Good Friday/Easter Excerpt & Video

Youth Specialties
April 1st, 2010

 

Here is a Good Friday/Easter excerpt from The Promise of Despair and a video made by David Lose (author of Making Sense of Scripture) that illustrates my theological themes so well. 

 

THE CHURCH IS NOT IN THE OPTIMISM BUSINESS, BUT LIVES FROM THE SECRET

            Optimism says, “Something good will come out of this experience.” Hope says, “In the midst of this hell God will act.” In the midst of this present hell of death God’s future will bring the fullness of life. Optimism is positivity; hope is trust. The church is not in the business of optimism; that is not its function (though the powerful in society may want it to be so). Optimism is for Hallmark, not for a com- munity that worships a crucified God. When optimism is the church’s business then we allow it to screen us from seeing reality. The church is not in the business of optimism and positivity but of trust in a new reality that will be born within this broken one.

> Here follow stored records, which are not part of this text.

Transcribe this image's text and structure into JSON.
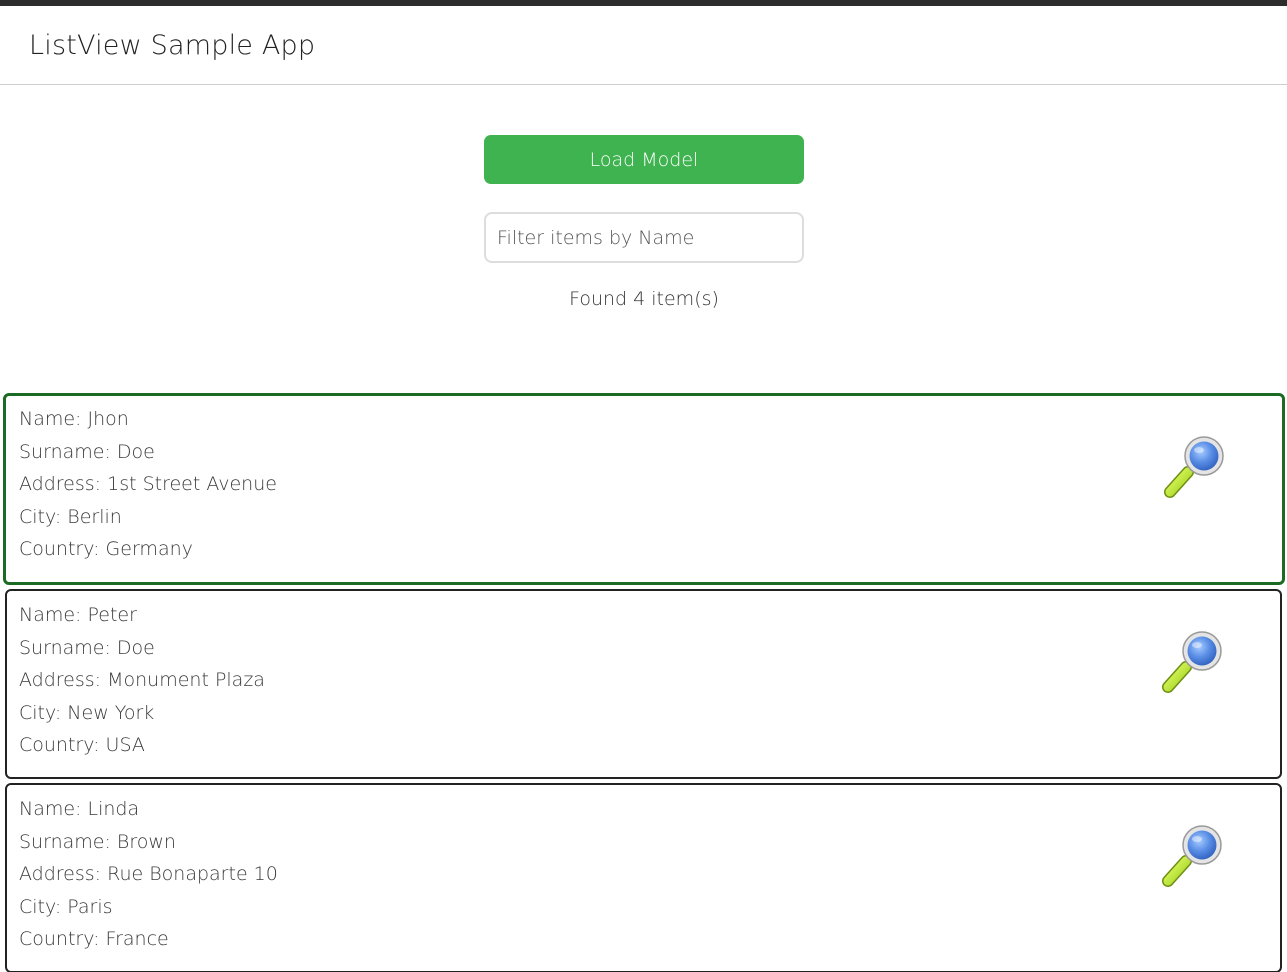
{
  "app": {
    "title": "ListView Sample App"
  },
  "controls": {
    "load_button_label": "Load Model",
    "filter_placeholder": "Filter items by Name",
    "filter_value": "",
    "found_text": "Found 4 item(s)"
  },
  "items": [
    {
      "name": "Name: Jhon",
      "surname": "Surname: Doe",
      "address": "Address: 1st Street Avenue",
      "city": "City: Berlin",
      "country": "Country: Germany",
      "icon": "magnifier-icon"
    },
    {
      "name": "Name: Peter",
      "surname": "Surname: Doe",
      "address": "Address: Monument Plaza",
      "city": "City: New York",
      "country": "Country: USA",
      "icon": "magnifier-icon"
    },
    {
      "name": "Name: Linda",
      "surname": "Surname: Brown",
      "address": "Address: Rue Bonaparte 10",
      "city": "City: Paris",
      "country": "Country: France",
      "icon": "magnifier-icon"
    }
  ],
  "colors": {
    "accent": "#3eb34f",
    "selected_border": "#1b6b24",
    "item_border": "#222222"
  }
}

            And it is a secret because it is an altogether different reality that we hope for. Optimism needs no secret, because it is looking for the silver lining in the present of this reality. Optimism speaks incessantly, fearing that if it stops framing this reality in a positive manner it will be annihilated by the nothingness all around us. But hope is a secret that calls for silence, contemplation, and deep reflection. Hope bubbles up from deep within our being that is so close to nothingness, making its way to our lips in fear and trembling. We find ourselves choking on the wonder of its possibility; we find that contemplating it forces us to speak lower; because we are hoping in an altogether different reality, in the dawn of God’s future, where death is not optimistically given face paints and cotton candy to hold, but is obliterated in the fullness of life in God’s Love. Hope is a secret because it is trust in a wholly new reality, not just this reality shined with the spit of optimistic positivity.

            The cross is the overcoming of God with death; death has itself destroyed the Trinity. But the Trinity is the source of life, and death has done the audacious, it has sought to overcome life itself, to overcome with nonbeing the One who speaks being out of nothing for the sake of Love. So from this broken reality, from the death of the Trinity, God in Godself brings life and an altogether new—call it resurrected—reality. God in Godself has been resurrected. The Son is alive, the Father is given back his lost Son, and the Spirit is now thrust into the world, for from the Love of the Father and Son that has gone through death the Spirit looks to draw all death into the life of God so that death might be broken, and we and creation might be made new.

Easter is the proclamation in this world of death that the altogether new reality of God’s future has dawned.That God in Godself has been resurrected and overcomes death and now promises us that our deaths will die, that a new future beyond death is opened to us. It is a hope made possible by entering death, by entering and overcoming death with life—forevermore in Godself and soon to be for us too.

And this then is our ultimate hope, hope that comes through death. We hope as we trust that all our suffering, yearning, and brokenness has been taken by the Spirit and placed between the Love of the Father for the Son, a Love that is stronger than death by going through death. All those who despair can, in the power of the Spirit, take hope, for they are enveloped in the Love of Father and Son. Through their despair God is coming to them; in their despair God gives God’s very person so that an altogether new reality might dawn from the future.